Pada suatu pagi, sebaris cita-cita muncul, remeh, dan tidak memiliki bobot sama sekali.
Bayangkan saja, setelah 15 tahun berjalan bersama berbagai perjalanan, pertemuan, peristiwa, dan kenangan-kenangannya, saya semakin menyadari bahwa terlalu sedikit yang bisa dituliskan. 15 tahun dengan 978 unggahan, penulis seperti apa ini?
Sastrawan Indonesia, Pramoedya Ananta Toer pernah berkata, “Hidup sejatinya sederhana, yang rumit adalah tafsir-tafsirnya”. Apalagi ketika kamu sedang dimakan perlahan oleh luka hati dan kekecewaan. Dan, tetap saja menulis adalah sesuatu yang tidak hanya rumit, membutuhkan tafsir, tapi juga suasana batin tertentu beserta latihan konsistensi yang tidak cukup dilakukan dalam seminggu.
Sementara itu, di kesempatan lain, Pramoedya—terima kasih ya Mbah, tidak pernah menyerah dan setia berjuang dengan tulisan di negeri yang kini memiliki seorang Wakil Presiden yang ayahnya dulu pernah menjadi Presiden—juga berkata, “Seseorang boleh cerdas sekalipun setinggi langit, tapi selama ia tidak menulis, ia akan hilang dalam masyarakat dan dari sejarah. Menulis adalah bekerja untuk keabadian.”
Tepat di persimpangan agung antara hidup dan tafsir-menulis serta keabadian, bagi saya, Pramoedya sedang mengingatkan kita akan status kemuliaan manusia yang membedakan dirinya secara spesifik dengan yang “bukan manusia”. Tentu saja, kita juga tahu, sebagaimana dikisahkan sejarah, tidak sedikit manusia yang dengan senang hati membiarkan dirinya jatuh pada status “sub-manusia”.

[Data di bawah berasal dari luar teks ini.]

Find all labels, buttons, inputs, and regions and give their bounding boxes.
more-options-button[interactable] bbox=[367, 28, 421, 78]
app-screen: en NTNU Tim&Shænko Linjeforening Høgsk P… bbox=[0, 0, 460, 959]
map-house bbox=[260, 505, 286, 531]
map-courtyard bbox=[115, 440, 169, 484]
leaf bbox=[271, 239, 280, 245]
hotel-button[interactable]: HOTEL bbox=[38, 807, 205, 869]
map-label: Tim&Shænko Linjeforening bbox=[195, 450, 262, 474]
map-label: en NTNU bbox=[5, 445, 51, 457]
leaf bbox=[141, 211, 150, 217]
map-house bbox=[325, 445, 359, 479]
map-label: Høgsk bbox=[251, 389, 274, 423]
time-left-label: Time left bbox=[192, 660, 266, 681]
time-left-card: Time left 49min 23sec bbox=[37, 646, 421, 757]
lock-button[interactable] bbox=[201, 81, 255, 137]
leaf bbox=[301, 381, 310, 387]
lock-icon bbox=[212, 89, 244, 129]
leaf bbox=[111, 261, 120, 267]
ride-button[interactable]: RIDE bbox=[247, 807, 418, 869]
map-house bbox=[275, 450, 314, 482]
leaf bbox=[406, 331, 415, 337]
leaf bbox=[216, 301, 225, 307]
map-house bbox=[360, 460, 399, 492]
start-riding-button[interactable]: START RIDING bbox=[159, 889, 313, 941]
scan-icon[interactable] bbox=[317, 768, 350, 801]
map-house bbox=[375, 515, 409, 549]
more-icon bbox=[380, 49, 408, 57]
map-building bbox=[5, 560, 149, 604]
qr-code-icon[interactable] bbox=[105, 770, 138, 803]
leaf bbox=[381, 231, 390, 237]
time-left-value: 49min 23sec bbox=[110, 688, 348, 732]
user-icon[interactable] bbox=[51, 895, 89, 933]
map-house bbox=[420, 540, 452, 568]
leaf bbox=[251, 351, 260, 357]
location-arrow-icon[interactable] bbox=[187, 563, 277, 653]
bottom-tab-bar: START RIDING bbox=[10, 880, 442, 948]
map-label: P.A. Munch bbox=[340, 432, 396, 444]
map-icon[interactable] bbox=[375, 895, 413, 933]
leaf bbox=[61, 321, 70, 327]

Jadi, di hadapan drama pergulatan hidup manusia dan penulisan, cita-cita yang tiba-tiba pada saat fajar tengah bergerak sebagai momen transisi itu kini terlihat semakin tidak bisa dianggap remeh.
Begini, cita-cita tersebut berbicara.
Pada tahun 2025, dengan sisa semester kedua, saya harus menutup tahun dengan statistik 1000 unggahan di sini. Tidak ada kualifikasi untuk jenis karya tertentu—hanya “1000 karya” saja!
Sekarang ini, 1000 karya adalah kewajiban. Keharusan yang tidak memberi ruang bagi tawar menawar lain kecuali satu kata: selesaikan!
1000 karya yang diposting dari 978 mungkin adalah jarak yang sangat dekat. Hanya perlu 22 unggahan lagi. Ini sama artinya jika semester kedua masih menyisakan sekitar 180 hari di depan, maka masalahnya akan banyak berpusat pada diriku sendiri yang sedang menantang diriku sendiri.
Kemudian, pada saat yang sama, saya membutuhkan “masalah-masalah” yang memaksa suasana kebatinan bergerak untuk menyalinnya dalam bentuk tertulis. Artinya, stimulasi yang dibutuhkan seseorang yang menulis tanpa pernah benar-benar meningkatkan tingkatnya sebagai “penulis profesional” akan terus-menerus berputar pada kemampuan menyerap realitas dan menafsirkannya.
Digitalisme telah membuat manusia di hari-hari ketika Sore telah menjadi nama seorang perempuan sekaligus istri yang datang dari masa depan terkoneksi dengan banyak sekali masalah (termasuk tafsir-tafsirnya). Jadi masalah bukan lagi masalah.
Maka solusinya hanya satu, tapi (sekali lagi) tidak pernah bisa sederhana. Cepatlah temukan kembali energi kreatif itu. Energi yang pernah menghidupi produktivitas selama 5 tahun pertama ketika mulai berkecimpung dalam dunia penulisan di sini.
Menghidupkan kembali energi kreatif adalah percakapan diri yang sunyi. Ia seperti kawah di gunung berapi yang tertidur.
Momen kelahiran kembali diri mungkin terjadi melalui inisiatif yang dilatih, jadi tidak menunggu datang dari langit. Dalam rangkaian seperti ini, saya semakin menyadari bahwa beberapa hal di balik pengolahan kata-kata adalah pengalaman diri yang selalu kaya.
Nah, tinggal lihat saja irama prosesnya setelah tulisan ini berhenti pada kalimat penutup. Demikianlah ini ditulis kepada diri sendiri.